Mental / emotional distress invariably produces physical symptoms just as physical illness always has a mental / emotional component. Effective treatment addresses the whole person. Behavioral medicine has applications to many chronic health problems. Extensive research in the use of behavioral medicine documents such effects as enhanced immune response, decreased inflammation, and increased relaxation.
My interest in behavioral medicine stems from the physical effects of stress and anxiety on the body. Signs and symptoms of the anxiety disorders can include feeling jittery, unsettled, overwhelmed, excessively worried, preoccupied with catastrophic thoughts, easily startled or being emotionally over reactive. There are often disturbances of sleep, concentration, or mood, which in turn affect social relationships or occupational functioning.
Addressing the Mind-Body connection is an important part of my practice. Changes in thoughts, emotions, behavior and lifestyle can improve health and prevent, reduce or eliminate symptoms of illness. Behavioral medicine interventions empower the client to do what works, thus reducing reliance on medication.
Educating clients about brain science and health introduces a new perspective that often helps a person realize the brain is a unique organ with special needs. Neurotherapy in the form of photic and audio stimulation (entrainment) is another resource for altering brain states and eliciting relaxation.

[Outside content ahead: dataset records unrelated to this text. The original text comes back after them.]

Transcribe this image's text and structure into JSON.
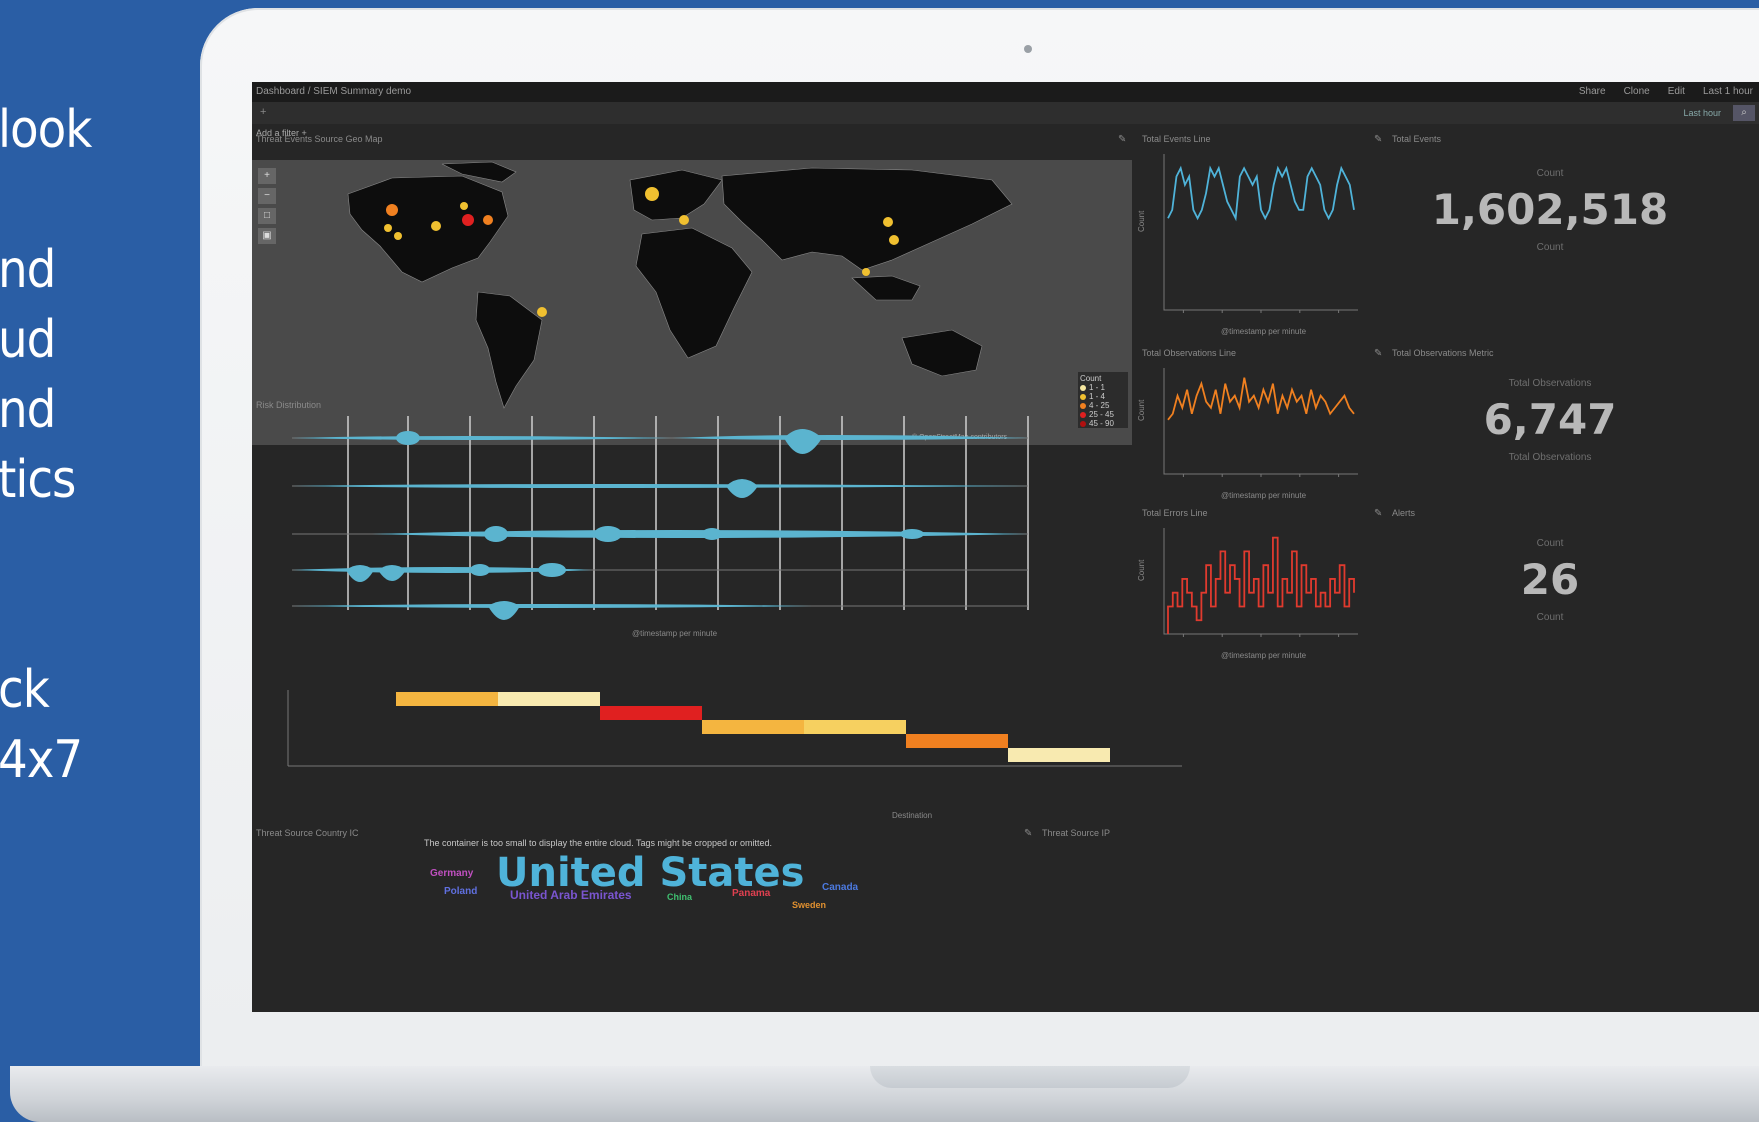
{
  "side_text": {
    "lines": [
      "look",
      "nd",
      "ud",
      "nd",
      "tics",
      "ck",
      "4x7"
    ]
  },
  "dashboard": {
    "breadcrumb": "Dashboard / SIEM Summary demo",
    "menu": [
      "Share",
      "Clone",
      "Edit",
      "Last 1 hour"
    ],
    "query": "Last hour",
    "filter_label": "Add a filter +",
    "panels": {
      "map_title": "Threat Events Source Geo Map",
      "map_credit": "© OpenStreetMap contributors",
      "map_legend_title": "Count",
      "map_legend": [
        "1 - 1",
        "1 - 4",
        "4 - 25",
        "25 - 45",
        "45 - 90"
      ],
      "timelion_title": "Risk Distribution",
      "timelion_xlabel": "@timestamp per minute",
      "heatmap_title": "",
      "heatmap_xlabel": "Destination",
      "events_line_title": "Total Events Line",
      "events_line_xlabel": "@timestamp per minute",
      "total_events_title": "Total Events",
      "obs_line_title": "Total Observations Line",
      "obs_line_xlabel": "@timestamp per minute",
      "total_obs_title": "Total Observations Metric",
      "errors_line_title": "Total Errors Line",
      "errors_line_xlabel": "@timestamp per minute",
      "alerts_title": "Alerts",
      "wordcloud_title": "Threat Source Country IC",
      "wordcloud_note": "The container is too small to display the entire cloud. Tags might be cropped or omitted.",
      "source_ip_title": "Threat Source IP"
    },
    "stats": [
      {
        "label": "Count",
        "value": "1,602,518",
        "sublabel": "Count"
      },
      {
        "label": "Total Observations",
        "value": "6,747",
        "sublabel": "Total Observations"
      },
      {
        "label": "Count",
        "value": "26",
        "sublabel": "Count"
      }
    ],
    "wordcloud": [
      {
        "word": "United States",
        "color": "#4fb3d9",
        "weight": "primary"
      },
      {
        "word": "Germany",
        "color": "#c050c0"
      },
      {
        "word": "Poland",
        "color": "#6070e0"
      },
      {
        "word": "United Arab Emirates",
        "color": "#7a55d0"
      },
      {
        "word": "China",
        "color": "#3fc070"
      },
      {
        "word": "Panama",
        "color": "#e04050"
      },
      {
        "word": "Canada",
        "color": "#4c7ae0"
      },
      {
        "word": "Sweden",
        "color": "#e09030"
      }
    ],
    "colors": {
      "background": "#2a5ea5",
      "screen": "#262626",
      "events_series": "#4fb3d9",
      "obs_series": "#f08020",
      "errors_series": "#e03a2e"
    }
  },
  "chart_data": [
    {
      "type": "line",
      "title": "Total Events Line",
      "xlabel": "@timestamp per minute",
      "ylabel": "Count",
      "series": [
        {
          "values": [
            11,
            12,
            16,
            17,
            15,
            16,
            12,
            11,
            12,
            14,
            17,
            16,
            17,
            15,
            13,
            12,
            11,
            16,
            17,
            16,
            15,
            16,
            12,
            11,
            12,
            15,
            17,
            16,
            17,
            15,
            13,
            12,
            12,
            16,
            17,
            16,
            15,
            12,
            11,
            12,
            15,
            17,
            16,
            15,
            12
          ]
        }
      ]
    },
    {
      "type": "line",
      "title": "Total Observations Line",
      "xlabel": "@timestamp per minute",
      "ylabel": "Count",
      "series": [
        {
          "values": [
            9,
            10,
            13,
            11,
            14,
            10,
            13,
            15,
            12,
            11,
            14,
            10,
            15,
            12,
            13,
            11,
            16,
            12,
            13,
            11,
            14,
            12,
            15,
            10,
            13,
            11,
            14,
            12,
            13,
            10,
            14,
            11,
            13,
            12,
            10,
            11,
            12,
            13,
            11,
            10
          ]
        }
      ]
    },
    {
      "type": "line",
      "title": "Total Errors Line",
      "xlabel": "@timestamp per minute",
      "ylabel": "Count",
      "series": [
        {
          "values": [
            2,
            3,
            2,
            4,
            3,
            2,
            1,
            3,
            5,
            2,
            4,
            6,
            3,
            5,
            4,
            2,
            6,
            3,
            4,
            2,
            5,
            3,
            7,
            2,
            4,
            3,
            6,
            2,
            5,
            3,
            4,
            2,
            3,
            2,
            4,
            3,
            5,
            2,
            4,
            3
          ]
        }
      ]
    },
    {
      "type": "heatmap",
      "title": "",
      "xlabel": "Destination",
      "cells": [
        {
          "col": 0,
          "row": 0,
          "level": 3
        },
        {
          "col": 1,
          "row": 0,
          "level": 1
        },
        {
          "col": 2,
          "row": 1,
          "level": 5
        },
        {
          "col": 3,
          "row": 2,
          "level": 3
        },
        {
          "col": 4,
          "row": 2,
          "level": 2
        },
        {
          "col": 5,
          "row": 3,
          "level": 4
        },
        {
          "col": 6,
          "row": 4,
          "level": 1
        }
      ]
    }
  ]
}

Photic stimulation refers to the use of light (glasses with LEDs) to elicit particular brainwaves; whereas audio refers to the use of sound. It is well known that the human brain experiences a range of frequencies ranging from beta (fast) to delta (sleep / slow) waves. There are corresponding brain states or feelings that are characteristic of each category of brain waves. For example, alpha-theta brainwaves are conducive to relaxation. In turn, the relaxation response puts the brakes on the “fight, flight or freeze” response associated with stress.